This is not solely an advisory role. The ideal candidate actively architects, prototypes, and implements AI solutions, while also shaping long-term strategy, governance, and adoption. They will serve as both the principal AI engineer and the strategic leader defining how AI is responsibly applied across operations, development, leasing, and asset management.
What You Will Do:
Hands-On AI Architecture & Development
- Design, build, and maintain end-to-end AI solutions using Databricks, including:
+ Feature engineering pipelines
+ ML model training, evaluation, and tuning
+ Model deployment and monitoring in production
- Develop machine learning models directly in Databricks (e.g., predictive models, classification, forecasting, NLP, and applied generative AI use cases)

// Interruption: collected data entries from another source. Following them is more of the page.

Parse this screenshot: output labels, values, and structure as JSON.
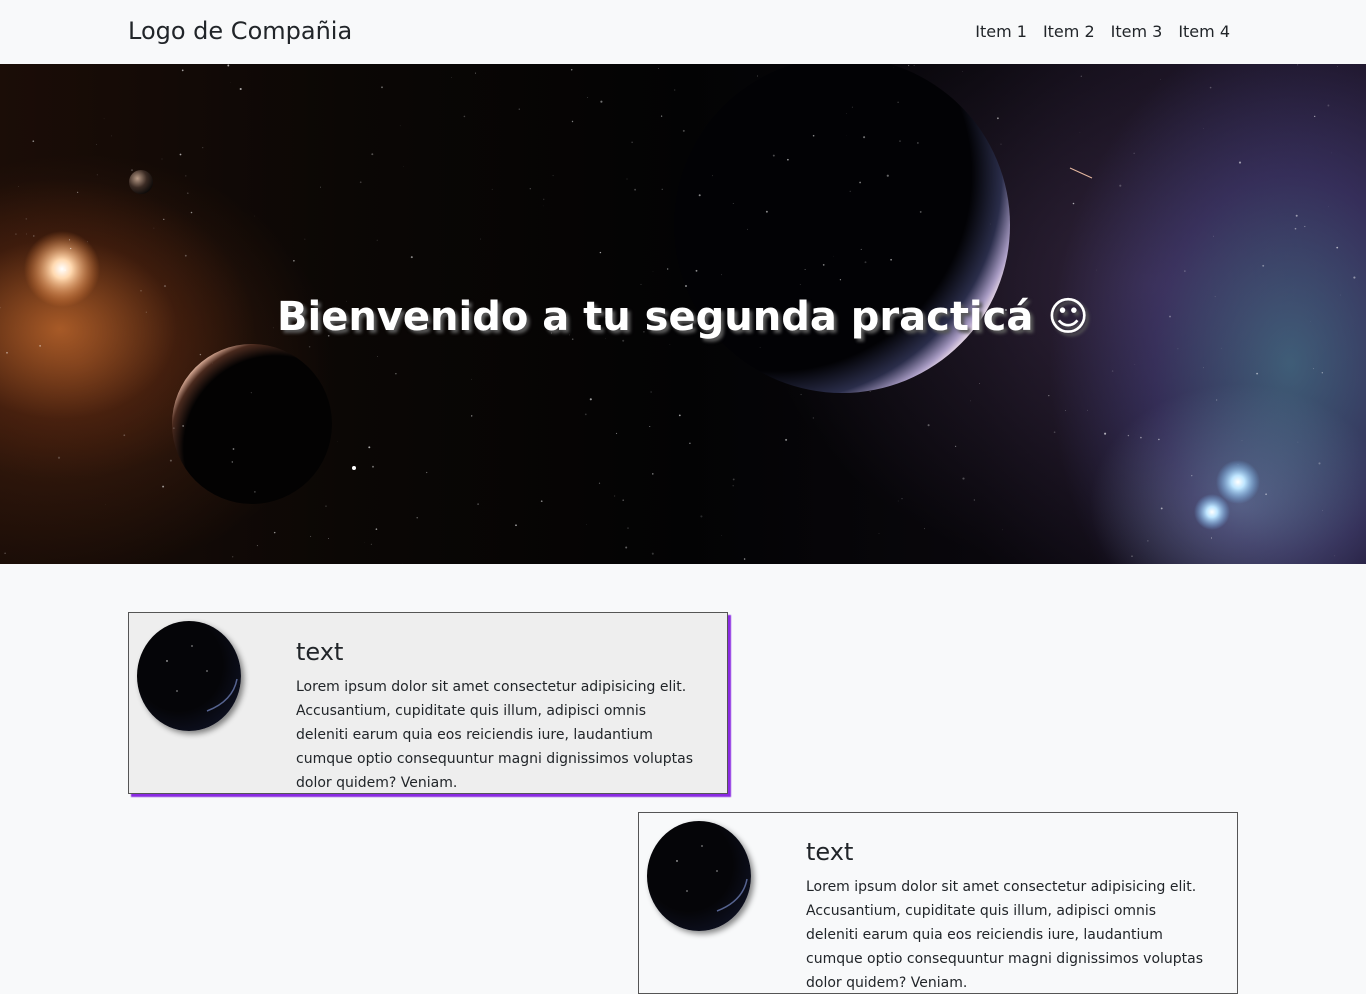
{
  "navbar": {
    "brand": "Logo de Compañia",
    "items": [
      {
        "label": "Item 1"
      },
      {
        "label": "Item 2"
      },
      {
        "label": "Item 3"
      },
      {
        "label": "Item 4"
      }
    ]
  },
  "hero": {
    "title": "Bienvenido a tu segunda practicá ☺"
  },
  "cards": [
    {
      "title": "text",
      "body": "Lorem ipsum dolor sit amet consectetur adipisicing elit. Accusantium, cupiditate quis illum, adipisci omnis deleniti earum quia eos reiciendis iure, laudantium cumque optio consequuntur magni dignissimos voluptas dolor quidem? Veniam."
    },
    {
      "title": "text",
      "body": "Lorem ipsum dolor sit amet consectetur adipisicing elit. Accusantium, cupiditate quis illum, adipisci omnis deleniti earum quia eos reiciendis iure, laudantium cumque optio consequuntur magni dignissimos voluptas dolor quidem? Veniam."
    }
  ],
  "colors": {
    "card_accent_shadow": "#8a2be2",
    "page_background": "#f8f9fa",
    "card_background": "#eeeeee"
  }
}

- Leverage Databricks AI capabilities (MLflow model registry, feature stores, notebooks, jobs, and orchestration)
- Build and integrate AI solutions with existing enterprise systems (Yardi, Salesforce, ERP, BI platforms, internal applications)
- Prototype quickly, validate value, and harden solutions for production use
AI Platforms & Tooling
- Design and implement AI solutions using:
+ Databricks (core requirement)
+ Microsoft Copilot Studio and related Microsoft AI services
+ Azure-native data and AI services where appropriate
- Evaluate when to use traditional ML vs. generative AI vs. automation
- Own the technical decisions around model selection, architecture, and scalability
AI Strategy
- Define and maintain the enterprise AI roadmap based on what can be realistically built and supported
- Identify high-value, practical AI use cases tied to measurable business outcomes (cost reduction, revenue lift, operational efficiency)
- Balance experimentation with production readiness
Governance, Reliability & Responsible AI
- Implement practical AI governance that does not slow delivery, including:
+ Model versioning and lineage
+ Performance monitoring and drift detection
+ Data privacy and security controls
- Ensure AI systems are explainable, auditable, and aligned with internal standards
Execution & Delivery
- Oversee the development and deployment of AI products, tools, and automations
- Manage vendor relationships with AI platforms, cloud providers, and consulting partners
- Build and lead a high-performing AI team (engineers, data scientists, analysts)
- Create documentation, playbooks, and best practices for AI adoption across the company
- Occasional travel may be necessary as needed
- Perform all other duties and tasks as assigned by management
- Must be able to complete all physical requirements of this role with or without a reasonable accommodation
Ideally, You'll Have:
- 5+ years in a senior leadership role designing and deploying AI systems at scale
- Proven, hands-on experience building ML models in Databricks (not just managing teams that do)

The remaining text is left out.